ES: There is quite a drama in your book as this happens, along with the legal injunctions which resulted. In the end almost all of the vast wealth that was found was awarded to Tommy Thompson and his investors, and I was impressed by the words of the appellate court.
GK: Yes, they said what has been accomplished here “has been by any measure extraordinary, and we can say without hesitation that their story is a paradigm of American initiative, ingenuity, and determination.” That goes on for forty pages. I’m a lawyer and I’ve never read a decision which took so much time to so applaud one of the litigants.
ES: As the book closes we’re left with the vision of a tiny intrepid group on a shoestring budget which accomplished an amazing thing.
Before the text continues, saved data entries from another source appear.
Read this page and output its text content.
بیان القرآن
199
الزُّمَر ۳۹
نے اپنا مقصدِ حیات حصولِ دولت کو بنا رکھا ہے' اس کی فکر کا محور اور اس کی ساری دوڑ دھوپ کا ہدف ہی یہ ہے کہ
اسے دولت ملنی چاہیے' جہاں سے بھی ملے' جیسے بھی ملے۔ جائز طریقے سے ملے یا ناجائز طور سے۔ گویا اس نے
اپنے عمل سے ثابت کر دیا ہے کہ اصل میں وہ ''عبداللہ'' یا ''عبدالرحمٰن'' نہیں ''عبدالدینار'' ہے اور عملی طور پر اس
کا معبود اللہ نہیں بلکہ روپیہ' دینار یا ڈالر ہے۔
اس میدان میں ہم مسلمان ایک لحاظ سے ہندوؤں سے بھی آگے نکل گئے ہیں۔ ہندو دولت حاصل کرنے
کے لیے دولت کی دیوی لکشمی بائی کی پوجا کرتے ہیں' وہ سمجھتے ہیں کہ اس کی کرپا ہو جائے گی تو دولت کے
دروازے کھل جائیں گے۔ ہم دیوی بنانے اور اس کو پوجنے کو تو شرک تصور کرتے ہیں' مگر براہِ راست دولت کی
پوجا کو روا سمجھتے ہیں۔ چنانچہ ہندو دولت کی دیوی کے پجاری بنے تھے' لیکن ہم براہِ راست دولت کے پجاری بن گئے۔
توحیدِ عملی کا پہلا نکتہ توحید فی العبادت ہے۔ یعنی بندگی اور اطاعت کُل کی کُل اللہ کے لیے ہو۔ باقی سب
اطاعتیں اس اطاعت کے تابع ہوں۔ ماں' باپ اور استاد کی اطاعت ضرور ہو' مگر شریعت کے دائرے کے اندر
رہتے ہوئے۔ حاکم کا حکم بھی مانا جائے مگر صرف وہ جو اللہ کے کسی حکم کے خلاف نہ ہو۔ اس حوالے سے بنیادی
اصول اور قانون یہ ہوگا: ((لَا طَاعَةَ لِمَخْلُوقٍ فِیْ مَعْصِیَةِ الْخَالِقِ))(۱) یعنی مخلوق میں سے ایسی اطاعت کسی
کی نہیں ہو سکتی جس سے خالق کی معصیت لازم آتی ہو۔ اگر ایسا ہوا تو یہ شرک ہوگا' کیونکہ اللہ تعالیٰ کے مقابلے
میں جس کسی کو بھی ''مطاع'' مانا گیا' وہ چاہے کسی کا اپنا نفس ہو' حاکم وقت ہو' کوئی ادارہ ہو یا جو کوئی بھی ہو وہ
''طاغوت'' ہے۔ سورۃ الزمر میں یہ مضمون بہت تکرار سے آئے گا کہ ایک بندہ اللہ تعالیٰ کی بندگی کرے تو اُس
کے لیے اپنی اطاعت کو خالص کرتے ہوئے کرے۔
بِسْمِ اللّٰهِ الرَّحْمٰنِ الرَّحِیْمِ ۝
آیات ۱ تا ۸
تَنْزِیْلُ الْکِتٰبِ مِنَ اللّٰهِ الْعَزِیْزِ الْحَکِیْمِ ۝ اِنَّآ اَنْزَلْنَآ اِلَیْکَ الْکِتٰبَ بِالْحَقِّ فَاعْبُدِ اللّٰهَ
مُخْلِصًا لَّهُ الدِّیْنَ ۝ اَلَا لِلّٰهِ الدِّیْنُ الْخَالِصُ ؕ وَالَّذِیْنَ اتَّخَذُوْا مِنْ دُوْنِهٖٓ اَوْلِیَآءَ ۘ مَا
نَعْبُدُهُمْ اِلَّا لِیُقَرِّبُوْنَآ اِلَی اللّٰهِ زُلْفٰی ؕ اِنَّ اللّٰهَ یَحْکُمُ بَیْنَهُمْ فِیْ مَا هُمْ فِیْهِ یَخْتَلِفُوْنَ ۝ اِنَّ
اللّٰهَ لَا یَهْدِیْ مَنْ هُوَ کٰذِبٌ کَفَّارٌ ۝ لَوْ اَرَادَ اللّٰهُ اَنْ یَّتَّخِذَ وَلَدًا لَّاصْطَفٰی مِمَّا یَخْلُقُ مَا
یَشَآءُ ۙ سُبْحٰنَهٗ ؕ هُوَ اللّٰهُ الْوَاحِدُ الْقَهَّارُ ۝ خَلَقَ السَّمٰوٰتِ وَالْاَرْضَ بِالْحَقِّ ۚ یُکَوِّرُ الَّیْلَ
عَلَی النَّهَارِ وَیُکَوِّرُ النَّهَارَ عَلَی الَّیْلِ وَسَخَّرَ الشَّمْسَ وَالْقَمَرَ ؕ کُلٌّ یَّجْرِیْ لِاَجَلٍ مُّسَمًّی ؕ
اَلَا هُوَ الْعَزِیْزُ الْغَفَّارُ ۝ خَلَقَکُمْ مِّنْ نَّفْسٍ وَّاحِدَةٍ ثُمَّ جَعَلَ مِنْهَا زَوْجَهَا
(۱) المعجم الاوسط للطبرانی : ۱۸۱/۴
The invented technology, after the very difficult challenge of even finding the ship in the deep blue sea, and then the careful way all the treasure was carefully filmed and inventoried before being brought to the surface. It is a heroic story.
GK: It certainly was. Some might call it nuts because they spent so much time and energy and had so many setbacks. But Tommy Thompson never stopped believing, and carefully working on that belief.
ES: Let’s conclude with one apocryphal moment. The team recovered not only gold bars and coins in the hundreds of millions of dollars, but many artifacts from the Central America as well. Among them was a child’s cup with two maxims from Ben Franklin on it. I loved the symbolism of the quotes in what they say about this story and this crew: “Diligence is the mother of good luck”, and “God gives all things to industry.” Either of those could have been mottoes for this story.
GK: That really did happen, and those were the words.